Les difficultés ou les impasses de l’adolescence dans nos sociétés dites « modernes » sont précisément abordées par divers auteurs comme étant la conséquence de la disparition progressives de la valeur des rites. Cette évolution vers une « déritualisation » de l’existence compliquerait en effet probablement le travail d’adolescence que les jeunes se verraient de plus en plus seuls à devoir mener, à la recherche d’une sorte de matrice individuelle, d’un système de référence personnel que chacun devrait trouver lui-même, au sein d’un groupe de pairs lui aussi isolé, avec les risques de dérapage que cela comporte. Citons pêle-mêle l’errance, les conduites de dépendance, les phénomènes de bandes, de sectes etc. Tout ce passe ici comme si les coordonnées existentielles de ces jeunes avaient momentanément disparues : qui suis-je ? Où vais-je ? Pour quoi faire ?

C’est ainsi que notre organisation sociale ne serait que très partiellement compatible avec le travail d’adolescence, contrairement au cas des sociétés décrites précédemment.

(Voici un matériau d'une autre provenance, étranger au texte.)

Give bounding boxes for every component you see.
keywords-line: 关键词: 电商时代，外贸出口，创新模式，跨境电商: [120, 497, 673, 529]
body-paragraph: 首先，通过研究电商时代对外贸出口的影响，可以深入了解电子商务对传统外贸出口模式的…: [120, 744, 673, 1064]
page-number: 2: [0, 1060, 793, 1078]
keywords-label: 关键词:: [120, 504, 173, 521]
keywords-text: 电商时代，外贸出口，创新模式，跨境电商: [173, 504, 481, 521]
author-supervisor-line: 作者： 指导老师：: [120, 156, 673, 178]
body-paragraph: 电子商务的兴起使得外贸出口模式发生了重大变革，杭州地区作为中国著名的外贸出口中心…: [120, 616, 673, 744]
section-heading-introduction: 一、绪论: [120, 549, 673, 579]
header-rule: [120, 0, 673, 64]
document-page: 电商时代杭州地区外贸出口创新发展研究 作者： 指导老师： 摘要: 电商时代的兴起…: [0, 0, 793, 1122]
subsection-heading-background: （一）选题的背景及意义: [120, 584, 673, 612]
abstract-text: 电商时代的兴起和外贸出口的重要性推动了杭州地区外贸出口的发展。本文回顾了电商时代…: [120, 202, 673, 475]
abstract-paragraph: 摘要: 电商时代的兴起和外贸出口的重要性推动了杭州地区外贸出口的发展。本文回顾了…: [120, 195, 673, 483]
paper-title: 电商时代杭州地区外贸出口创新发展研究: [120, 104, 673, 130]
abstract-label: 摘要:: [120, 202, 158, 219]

Par ailleurs, les occasions d’éloignement des adolescents hors de la vue des adultes ne s’amenuisent-elles pas progressivement, par des phénomènes aussi divers que l’allongement considérable de la durée des études et la dépendance croissante aux ressources parentales, la disparition progressive des obligations militaires, la sécurisation des espaces publics devenus très contrôlés, ou encore l’exiguïté des espaces privés ? On pourrait parler ici de « mobilité captive ». C’est ainsi que le travail d’adolescence va souvent devoir s’opérer au sein même de la famille nucléaire, ou en tout cas parfois trop proche d’elle pour ne pas être suffisamment « hors de la vue ». Or s’il en est un qui demande sans cesse à être sous le regard attendri de ses parents, c’est bien le petit enfant, « l’enfant pré-oedipien », celui qui ne veut surtout rien changer de son statut d’enfant roi. Nous avons précisé tout à l’heure l’enjeu de l’éloignement chez l’adolescent, en particulier dans les situations de crise. Mais, et c’est là le point essentiel, cet éloignement ne doit en aucun cas rompre le lien aux objets oedipiens, pas plus qu’il ne doit assurer une continuité parfaite avec eux. Il doit opérer comme un espace transitionnel, au sens de Winnicott.

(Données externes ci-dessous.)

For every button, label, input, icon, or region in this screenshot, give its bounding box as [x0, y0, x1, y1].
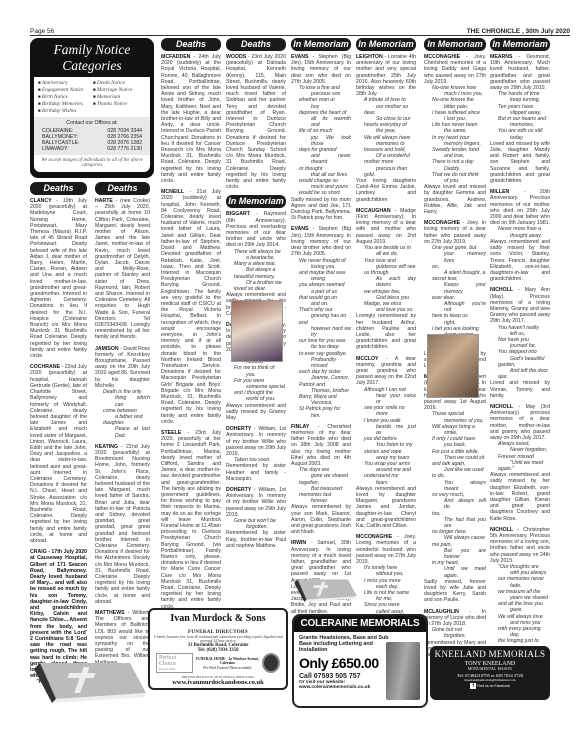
category-item: Birthday Memories: [38, 101, 91, 107]
ad-role: MONUMENTAL MASON: [433, 667, 547, 671]
notice-name: COCHRANE: [30, 364, 60, 370]
notice-text: - Madge (First Anniversary). In loving m…: [356, 208, 416, 245]
family-notice-categories: Family Notice Categories AnniversaryDeat…: [30, 38, 154, 178]
notice-remembered-by: Lovingly remembered by her husband Arthu…: [356, 313, 416, 350]
column-memoriam-5: In Memoriam EVANS - Stephen (Big Jim), 1…: [291, 38, 351, 620]
office-phone: 028 7776 2130: [107, 146, 142, 152]
notice-name: BIGGART: [226, 211, 250, 217]
notice-entry: LEIGHTON - Lorraine 4th anniversary of o…: [356, 54, 416, 203]
headstone-image: [386, 642, 420, 700]
notice-remembered-by: Always remembered and loved by daughter …: [356, 486, 416, 529]
notice-verse: To lose a fine andprecious sonwhether ma…: [291, 85, 351, 197]
notice-entry: HARTE - (nee Cooke) – 25th July 2020, pe…: [95, 198, 150, 341]
notice-name: KEATING: [95, 444, 118, 450]
notice-text: - 19th July 2020 (peacefully) at Madelay…: [30, 198, 87, 359]
notice-name: NICHOLL: [490, 527, 513, 533]
notice-text: - 24th July 2020 (suddenly) at the Royal…: [161, 54, 221, 184]
notice-remembered-by: Always remembered and sadly missed by th…: [490, 239, 550, 282]
notice-entry: EVANS - Stephen (Big Jim), 15th Annivers…: [291, 226, 351, 418]
facebook-link[interactable]: f Find us on Facebook: [433, 683, 547, 689]
memoriam-header: In Memoriam: [356, 38, 416, 51]
notice-name: MCCAUGHAN: [356, 208, 391, 214]
notice-remembered-by: Loved and missed by wife Julie, daughter…: [490, 141, 550, 184]
notice-text: - Desmond, 10th Anniversary. Much loved …: [490, 54, 550, 91]
category-item: Anniversary: [38, 80, 91, 86]
funeral-home: FUNERAL HOME - 2a Windsor Avenue, Colera…: [193, 657, 262, 665]
ad-kneeland-memorials: KNEELAND MEMORIALS TONY KNEELAND MONUMEN…: [430, 646, 550, 700]
notice-name: NICHOLL: [490, 287, 513, 293]
bible-icon: [292, 572, 358, 606]
facebook-icon: f: [470, 683, 476, 689]
deaths-header: Deaths: [95, 182, 150, 195]
notice-name: MCFADDEN: [161, 54, 190, 60]
portrait-photo-child: [231, 300, 283, 362]
notice-text: - 22nd July 2020 (peacefully) at hospita…: [30, 364, 87, 544]
office-row: LIMAVADY:028 7776 2130: [42, 146, 142, 152]
notice-remembered-by: Remembered by sister Heather and family …: [226, 463, 286, 482]
notice-verse: There will always bea heartache,Many a s…: [226, 249, 286, 292]
notice-name: EVANS: [291, 226, 309, 232]
ad-email[interactable]: kneelandmemorials@btinternet.com: [433, 678, 547, 682]
memoriam-header: In Memoriam: [424, 38, 486, 51]
category-item: Birthday Wishes: [38, 108, 91, 114]
notice-remembered-by: Remembered by sister Katy, brother-in-la…: [226, 530, 286, 549]
contact-title: Contact our Offices at:: [42, 120, 142, 126]
notice-name: NICHOLL: [490, 404, 513, 410]
notice-entry: JAMISON - David Ross formerly of Knockbo…: [95, 346, 150, 439]
crest-icon: [262, 653, 280, 673]
notice-text: - 20th Anniversary. Precious memories of…: [490, 189, 550, 226]
notice-entry: MCCAUGHAN - Madge (First Anniversary). I…: [356, 208, 416, 351]
notice-text: - 23rd July 2020, peacefully at her home…: [161, 430, 221, 610]
category-item: Birth Notice: [38, 94, 91, 100]
notice-remembered-by: Always remembered by your son Mark, Elea…: [291, 504, 351, 535]
notice-name: DOHERTY: [226, 426, 251, 432]
ad-title: COLERAINE MEMORIALS: [294, 616, 426, 632]
office-town: LIMAVADY:: [42, 146, 69, 152]
category-item: Thanks Notice: [93, 101, 146, 107]
notice-name: JAMISON: [95, 346, 119, 352]
notice-text: - (nee Cooke) – 25th July 2020, peaceful…: [95, 198, 150, 340]
page-header: Page 56 THE CHRONICLE , 30th July 2020: [30, 28, 570, 36]
notice-text: - David Ross formerly of Knockboy Brough…: [95, 346, 150, 389]
notice-text: - Lorraine 4th anniversary of our loving…: [356, 54, 416, 97]
column-memoriam-8: In Memoriam MEARNS - Desmond, 10th Anniv…: [490, 38, 550, 687]
categories-title: Family Notice Categories: [34, 42, 150, 74]
notice-text: - Raymond (6th Anniversary). Precious an…: [226, 211, 286, 248]
notice-entry: DOHERTY - William, 1st Anniversary. In m…: [226, 426, 286, 482]
notice-entry: EVANS - Stephen (Big Jim), 15th Annivers…: [291, 54, 351, 221]
notice-name: MCCLOY: [356, 356, 378, 362]
notice-remembered-by: Always loved and missed by daughter Gemm…: [424, 184, 486, 215]
notice-name: DOHERTY: [226, 487, 251, 493]
notice-name: HARTE: [95, 198, 113, 204]
notice-verse: Those specialmemories of you,Will always…: [424, 411, 486, 578]
notice-entry: CLANCY - 19th July 2020 (peacefully) at …: [30, 198, 87, 359]
notice-text: - Cherished memories of my dear father F…: [291, 424, 351, 467]
ad-description: A family business free from all multinat…: [153, 635, 283, 643]
ad-title: KNEELAND MEMORIALS: [433, 649, 547, 659]
notice-verse: Gone but won't beforgotten.: [226, 518, 286, 530]
page-number: Page 56: [30, 28, 54, 35]
memoriam-header: In Memoriam: [490, 38, 550, 51]
notice-entry: MILLEN - 20th Anniversary. Precious memo…: [490, 189, 550, 282]
notice-name: MCCONAGHIE: [424, 220, 460, 226]
perfect-choice-logo: Perfect ChoiceFuneral Plans: [156, 653, 193, 673]
notice-name: MATTHEWS: [95, 610, 125, 616]
notice-verse: You haven't reallyleft us,Nor have youjo…: [490, 325, 550, 381]
deaths-header: Deaths: [226, 38, 286, 51]
ad-website[interactable]: www.ivanmurdockandsons.co.uk: [153, 679, 283, 686]
notice-entry: MCNEILL - 21st July 2020 (suddenly) at h…: [161, 189, 221, 425]
notice-remembered-by: Always remembered and sadly missed by he…: [490, 472, 550, 522]
notice-name: EVANS: [291, 54, 309, 60]
notice-remembered-by: Sadly missed, forever loved by wife Juli…: [424, 579, 486, 604]
notice-verse: Always loved,Never forgotten,Forever mis…: [490, 441, 550, 472]
notice-name: MILLEN: [490, 189, 509, 195]
notice-text: - May (3rd Anniversary) precious memorie…: [490, 404, 550, 441]
notice-name: MCLAUGHLIN: [424, 609, 459, 615]
images-note: We accept images of individuals in all o…: [34, 155, 150, 172]
notice-text: - 21st July 2020 (suddenly) at hospital,…: [161, 189, 221, 425]
portrait-photo-man: [427, 334, 479, 398]
notice-text: - 23rd July 2020 (peacefully) at Dalriad…: [226, 54, 286, 190]
notice-name: MCCONAGHIE: [356, 534, 392, 540]
notice-verse: A tribute of love toour mother sodear,So…: [356, 97, 416, 178]
notice-verse: Never more than athought away.: [490, 226, 550, 238]
notice-entry: MEARNS - Desmond, 10th Anniversary. Much…: [490, 54, 550, 184]
deaths-header: Deaths: [30, 182, 87, 195]
ad-title: Ivan Murdock & Sons: [153, 613, 283, 624]
notice-verse: "Our thoughts arewith you alwaysour memo…: [490, 564, 550, 657]
notice-entry: WOODS - 23rd July 2020 (peacefully) at D…: [226, 54, 286, 190]
notice-entry: MCCLOY - A dear mammy, grandma and great…: [356, 356, 416, 530]
notice-verse: Although I can nothear your voice orsee …: [356, 387, 416, 486]
notice-name: STEELE: [161, 430, 181, 436]
notice-name: MCNEILL: [161, 189, 184, 195]
notice-entry: COCHRANE - 22nd July 2020 (peacefully) a…: [30, 364, 87, 544]
notice-remembered-by: Your loving daughters Carol-Ann Emma Jac…: [356, 178, 416, 203]
notice-name: WOODS: [226, 54, 246, 60]
notice-text: - 22nd July 2020 (peacefully) at Brookmo…: [95, 444, 150, 605]
notice-verse: Gone but notforgotten.: [424, 627, 486, 639]
notice-verse: You are beside us inall we do,Your love …: [356, 245, 416, 313]
masthead: THE CHRONICLE , 30th July 2020: [467, 28, 570, 35]
notice-name: FINLAY: [291, 424, 309, 430]
notice-entry: MCFADDEN - 24th July 2020 (suddenly) at …: [161, 54, 221, 184]
notice-entry: MCILMOYLE - Robert (Robin) 4th Anniversa…: [424, 374, 486, 604]
notice-entry: NICHOLL - Mary Ann (May). Precious memor…: [490, 287, 550, 399]
notice-entry: NICHOLL - May (3rd Anniversary) precious…: [490, 404, 550, 522]
notice-entry: STEELE - 23rd July 2020, peacefully at h…: [161, 430, 221, 610]
notice-verse: The hands of timekeep turning,Ten years …: [490, 91, 550, 141]
notice-name: LEIGHTON: [356, 54, 383, 60]
contact-offices: Contact our Offices at: COLERAINE:028 70…: [34, 117, 150, 155]
bible-icon: [30, 655, 148, 705]
column-deaths-2: Deaths HARTE - (nee Cooke) – 25th July 2…: [95, 182, 150, 671]
ad-coleraine-memorials: COLERAINE MEMORIALS Granite Headstones, …: [292, 614, 428, 708]
notice-entry: DOHERTY - William, 1st Anniversary. In m…: [226, 487, 286, 549]
column-deaths-1: Deaths CLANCY - 19th July 2020 (peaceful…: [30, 182, 87, 691]
category-item: Memoriam: [93, 94, 146, 100]
memoriam-header: In Memoriam: [226, 195, 286, 208]
notice-name: CLANCY: [30, 198, 52, 204]
column-memoriam-6: In Memoriam LEIGHTON - Lorraine 4th anni…: [356, 38, 416, 676]
column-deaths-3: Deaths MCFADDEN - 24th July 2020 (sudden…: [161, 38, 221, 615]
notice-name: MCCONAGHIE: [424, 54, 460, 60]
notice-remembered-by: Always remembered and sadly missed by Gr…: [226, 403, 286, 422]
notice-text: - Mary Ann (May). Precious memories of a…: [490, 287, 550, 324]
notice-name: MEARNS: [490, 54, 512, 60]
notice-entry: KEATING - 22nd July 2020 (peacefully) at…: [95, 444, 150, 605]
notice-remembered-by: Loved and missed by Vonnie, Tommy and fa…: [490, 380, 550, 399]
notice-verse: We never thought oflosing youand maybe t…: [291, 258, 351, 419]
deaths-header: Deaths: [161, 38, 221, 51]
notice-entry: MCCONAGHIE - Joey. Cherished memories of…: [424, 54, 486, 215]
categories-list: AnniversaryDeath NoticeEngagement Notice…: [34, 77, 150, 117]
category-item: Engagement Notice: [38, 87, 91, 93]
notice-entry: FINLAY - Cherished memories of my dear f…: [291, 424, 351, 536]
prepaid-plans: Pre Paid Funeral Plans available: [193, 666, 262, 670]
ad-description: Granite Headstones, Base and Sub Base in…: [299, 635, 389, 653]
category-item: Marriage Notice: [93, 87, 146, 93]
notice-text: - Christopher 5th Anniversary. Precious …: [490, 527, 550, 564]
notice-remembered-by: Sadly missed by his mum Agnes and dad Jo…: [291, 197, 351, 222]
notice-verse: The days aregone we sharedtogether,But t…: [291, 467, 351, 504]
ad-ivan-murdock: Ivan Murdock & Sons FUNERAL DIRECTORS A …: [148, 608, 288, 690]
column-deaths-4: Deaths WOODS - 23rd July 2020 (peacefull…: [226, 38, 286, 554]
notice-verse: No-one knows howmuch I miss you,No-one k…: [424, 85, 486, 184]
memoriam-header: In Memoriam: [291, 38, 351, 51]
category-item: Death Notice: [93, 80, 146, 86]
notice-name: IRWIN: [291, 540, 306, 546]
notice-name: CRAIG: [30, 549, 47, 555]
notice-verse: Death is the onlything which cancome bet…: [95, 389, 150, 439]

En conclusion, nous émettons l’hypothèse selon laquelle le paradoxe entre d’un côté la nécessité absolue pour les adolescents de maintenir intact leur sentiment de continuité d’existence et de l’autre la nécessité de transformation identitaire est probablement largement renforcé par le manque de transitionnalité dans nos sociétés dites « modernes ».

Dans cette configuration, deux écueils sont fréquemment observés : le premier est celui de laisser le jeune mener seul ce travail d’adolescence en supposant opérants ses repères internes. Le second écueil est au contraire celui de chercher à imposer, ici lors d’une campagne politique, là lors d’une réflexion philosophique, tel ou tel système de référence que l’on croit idéal.

Référence « supposée » dans le premier écueil, référence « imposée » dans le second.

Dans ce contexte où intrusion et abandon fonctionnent sur le mode alternatif et non sur un mode transitionnel, sommes nous si surpris que cela que tant de passages à l’acte contiennent chez les adolescents ce double message : « Laisse-moi m’éloigner, mais surtout ne me lâche pas ! ». N’est-ce pas précisément la définition même de la transitionnalité ? C’est ainsi que la transitionnalité relie entre elles présence et absence, dedans et dehors. Elle ouvre un nouvel espace, lieu d’intériorisation d’une relation d’objet remaniée par le pubertaire. A cet espace transitionnel nous pouvons opposer un espace purement « occupationnel » dont la frontière avec l’espace psychique interne est étanche, ne laissant aucune place à l’intersubjectivité, exposant ainsi à une recherche solitaire du sentiment de continuité d’existence : d’un possible éprouvé (au sens d’une mise à l’épreuve de l’autre), nous passons à une inéluctable recherche individuelle de sensations visant à combler un vide émotionnel, qui exclut toute altérité.